Example of a function space $Y^X$ where $Y$ is normal but $Y^X$ is not with the compact-open topology

Question

Given a set $X$ and a topological space $Y$ the set of all (not necesarilly continuous) maps from $X$ to $Y$ is denoted by $Y^X$.

As a brief introduction to the problem, I first want to specify what I mean by normal space as I'm not sure if theres different deffinitions.

A topological space $X$ is $T_1$ if for every pair of different points $x,y\in X$ there exist two open sets $U,V$ sutch that $x\in U$, $x\notin V$ and $y\in V$, $y\notin V$.

A topological space $X$ is normal if it is $T_1$ and if for every two disjoint closed sets $C_1,C_2 \subset X$ there exist two disjoint open sets $U_1,U_2$ sutch that $C_1\subset U_1$ and $C_2 \subset U_2$.

Now, over the set of all maps from $X$ to $Y$ the point-open topology is the one defined by the subbase $$\mathcal S = \{U^x:x\in X \textrm{ and }U\textrm{ is open in }Y\}$$ where $A^B = \{f\in X^Y : f(B)\subset A\}$ is the notation used in this post where $A\subset Y$ and $B\subset X$.

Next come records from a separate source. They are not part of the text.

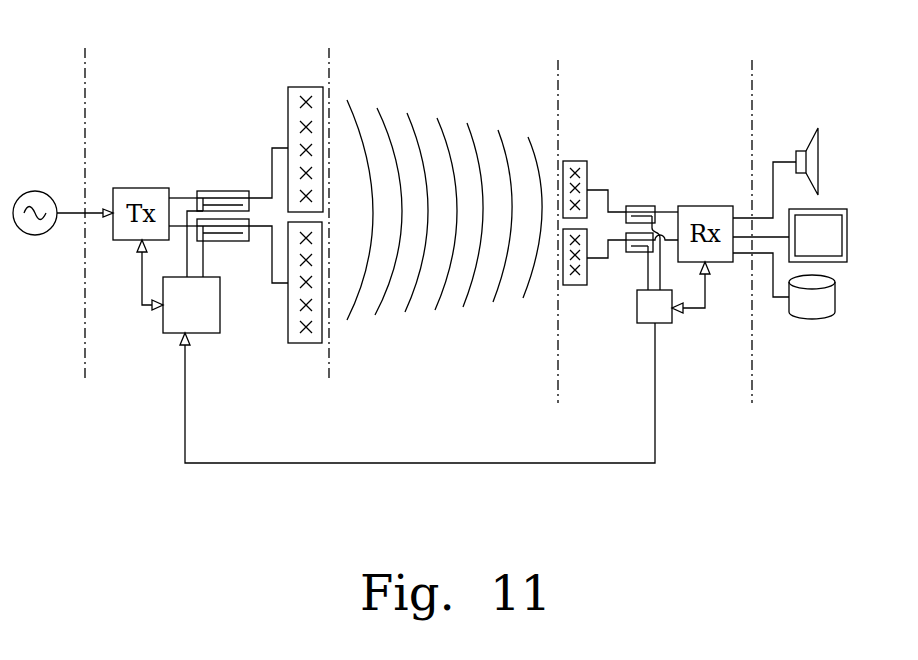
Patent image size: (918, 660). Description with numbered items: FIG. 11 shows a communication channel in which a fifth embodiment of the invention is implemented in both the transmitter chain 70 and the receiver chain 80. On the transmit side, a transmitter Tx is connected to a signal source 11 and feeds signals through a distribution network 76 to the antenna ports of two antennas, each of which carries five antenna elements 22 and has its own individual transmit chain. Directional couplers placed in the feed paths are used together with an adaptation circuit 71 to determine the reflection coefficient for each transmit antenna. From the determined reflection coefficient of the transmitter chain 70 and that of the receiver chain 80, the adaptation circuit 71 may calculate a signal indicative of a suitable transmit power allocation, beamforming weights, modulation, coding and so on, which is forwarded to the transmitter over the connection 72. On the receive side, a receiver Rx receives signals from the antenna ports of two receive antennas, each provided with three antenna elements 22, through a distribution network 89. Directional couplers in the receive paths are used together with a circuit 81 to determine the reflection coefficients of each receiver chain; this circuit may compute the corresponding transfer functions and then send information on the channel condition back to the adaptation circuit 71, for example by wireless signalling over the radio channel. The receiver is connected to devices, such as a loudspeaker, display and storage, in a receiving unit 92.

The signal source 11 is at (37, 235).
The transmitter chain 70 is at (210, 53).
The distribution network 76 is at (198, 153).
The antenna elements 22 is at (308, 122).
The connection 72 is at (142, 268).
The adaptation circuit 71 is at (191, 305).
The receiver chain 80 is at (678, 88).
The distribution network 89 is at (635, 192).
The circuit 81 is at (667, 318).
The receiving unit 92 is at (862, 423).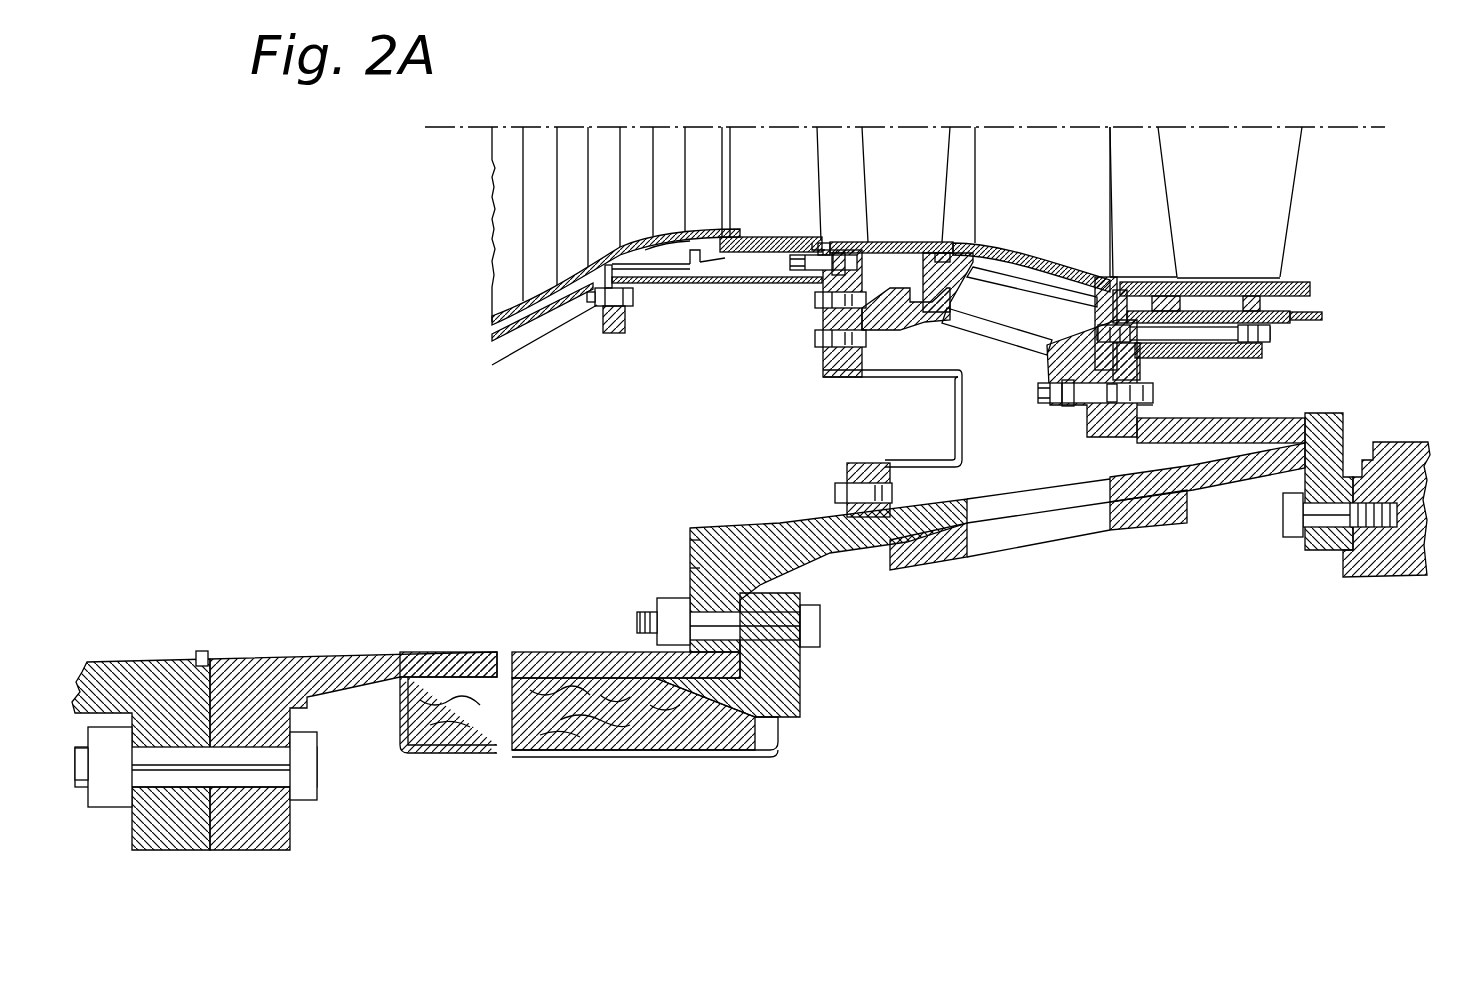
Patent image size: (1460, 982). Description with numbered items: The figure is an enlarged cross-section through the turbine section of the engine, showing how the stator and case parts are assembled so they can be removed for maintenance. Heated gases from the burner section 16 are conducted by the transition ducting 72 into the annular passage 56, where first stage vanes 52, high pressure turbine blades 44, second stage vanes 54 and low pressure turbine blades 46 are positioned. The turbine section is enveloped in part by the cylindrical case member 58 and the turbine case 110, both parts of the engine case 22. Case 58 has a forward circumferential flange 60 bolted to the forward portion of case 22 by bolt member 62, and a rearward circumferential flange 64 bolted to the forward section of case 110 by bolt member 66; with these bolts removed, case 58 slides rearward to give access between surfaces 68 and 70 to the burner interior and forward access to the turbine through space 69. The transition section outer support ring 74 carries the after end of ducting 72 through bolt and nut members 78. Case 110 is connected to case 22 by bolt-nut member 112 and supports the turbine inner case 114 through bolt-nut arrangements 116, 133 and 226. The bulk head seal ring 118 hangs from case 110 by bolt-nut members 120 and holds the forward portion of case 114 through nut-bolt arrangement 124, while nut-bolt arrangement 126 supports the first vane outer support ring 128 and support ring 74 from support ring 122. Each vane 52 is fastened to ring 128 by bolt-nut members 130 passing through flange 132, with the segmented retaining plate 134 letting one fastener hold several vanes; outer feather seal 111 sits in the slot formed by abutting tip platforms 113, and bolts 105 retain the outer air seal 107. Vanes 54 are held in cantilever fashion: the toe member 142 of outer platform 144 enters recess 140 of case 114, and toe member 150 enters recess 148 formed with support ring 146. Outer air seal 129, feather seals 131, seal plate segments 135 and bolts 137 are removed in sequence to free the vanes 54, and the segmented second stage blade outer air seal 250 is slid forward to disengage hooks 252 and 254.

The burner section 16 is at (568, 410).
The engine case 22 is at (1143, 528).
The turbine blades 44 is at (906, 183).
The turbine blades 46 is at (1231, 177).
The first stage vanes 52 is at (774, 180).
The second stage vanes 54 is at (1061, 183).
The annular passage 56 is at (1141, 210).
The cylindrical case member 58 is at (470, 618).
The forward circumferential flange 60 is at (268, 823).
The bolt member 62 is at (306, 767).
The rearward circumferential flange 64 is at (805, 680).
The bolt member 66 is at (812, 627).
The surface 68 is at (233, 647).
The space 69 is at (222, 690).
The surface 70 is at (690, 540).
The transition ducting 72 is at (540, 253).
The transition section outer support ring 74 is at (612, 335).
The bolt and nut members 78 is at (592, 305).
The bolts 105 is at (705, 282).
The outer air seal 107 is at (695, 262).
The turbine case 110 is at (723, 543).
The outer feather seal 111 is at (735, 253).
The bolt-nut member 112 is at (1295, 515).
The tip platform 113 is at (752, 237).
The turbine inner case 114 is at (998, 340).
The bolt-nut arrangement 116 is at (1150, 395).
The bulk head seal ring 118 is at (955, 432).
The bolt-nut members 120 is at (835, 490).
The support ring 122 is at (847, 378).
The nut-bolt arrangement 124 is at (815, 345).
The nut-bolt arrangement 126 is at (820, 300).
The first vane outer support ring 128 is at (828, 255).
The outer air seal 129 is at (897, 243).
The bolt-nut members 130 is at (792, 262).
The outer vane feather seals 131 is at (985, 245).
The radially outwardly extending flange 132 is at (824, 243).
The nuts 133 is at (1050, 395).
The segmented retaining plate 134 is at (818, 243).
The seal plate segments 135 is at (1068, 404).
The bolts 137 is at (1098, 332).
The circumferential recess 140 is at (883, 322).
The toe member 142 is at (945, 300).
The outer platform 144 is at (1040, 292).
The support ring 146 is at (1210, 357).
The circumferential recess 148 is at (1135, 343).
The toe member 150 is at (1138, 370).
The bolt-nut arrangement 226 is at (1155, 405).
The second stage blade outer air seal 250 is at (1300, 283).
The hook 252 is at (1172, 295).
The hook 254 is at (1258, 295).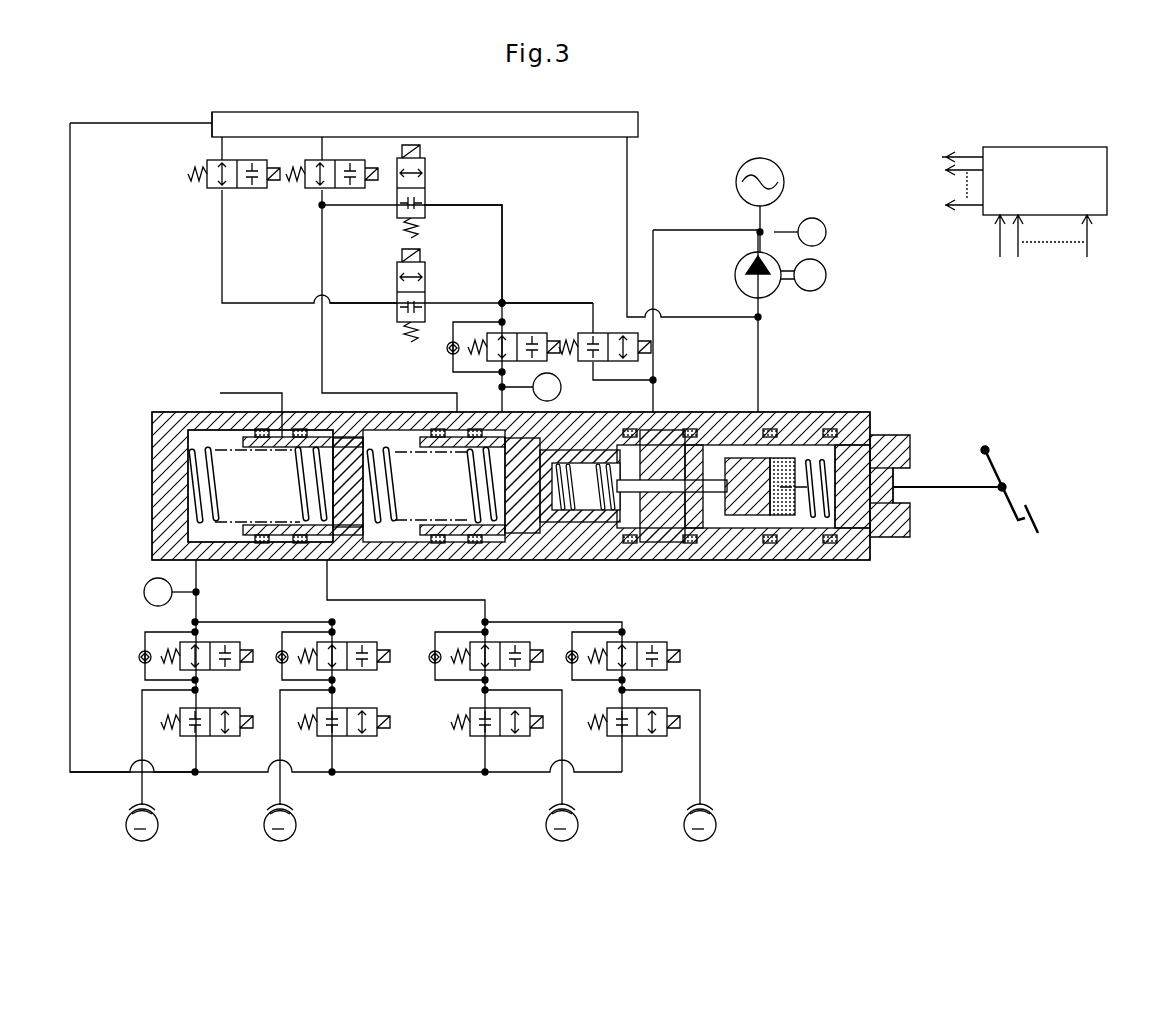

With this in mind, in the book "Topology and Maps" by T.Husain, in chapter VIII there is an exercise that says:

If $E$ is a set and $F$ is a normal topological sapce, then $F^E$ is not necessarily normal.

I've been thinking about such a space but I can't find an example.

Answer 1

I think the use of the phrase "compact-open topology" is a bit misleading here. Usually one works with topological spaces $X, Y$ and endows the set $C(X,Y)$ of continuous maps $X \to Y$ with the compact-open topology.

You consider a set $X$ and a topological space $Y$ and endow the set $F(X,Y)$ of all functions $X \to Y$ with the topology generated by the subbase $\mathcal S$. Actually this is the topology of pointwise convergence on $F(X,Y)$.

However, if you want, you can endow the set $X$ with the discrete topology . Then $F(X,Y) = C(X,Y)$ and the topology of pointwise convergence on $F(X,Y)$ agrees with the compact-open topology on $C(X,Y)$.

Anyway, it is well-known that we can identify $Y^X$ with the product $\prod_{x \in X} Y_x$, where $Y_x = Y$ for all $x \in X$.

Now let $F$ be the Sorgenfrey line. Its underlying set is $\mathbb R$ and as a base one takes the collection of half-open intervals $[a, b)$. It is well-known that $F$ is normal. However, the product $F \times F \approx F^{\{1,2\}}$ is not normal. See Is there a simple method to prove that the square of the Sorgenfrey line is not normal?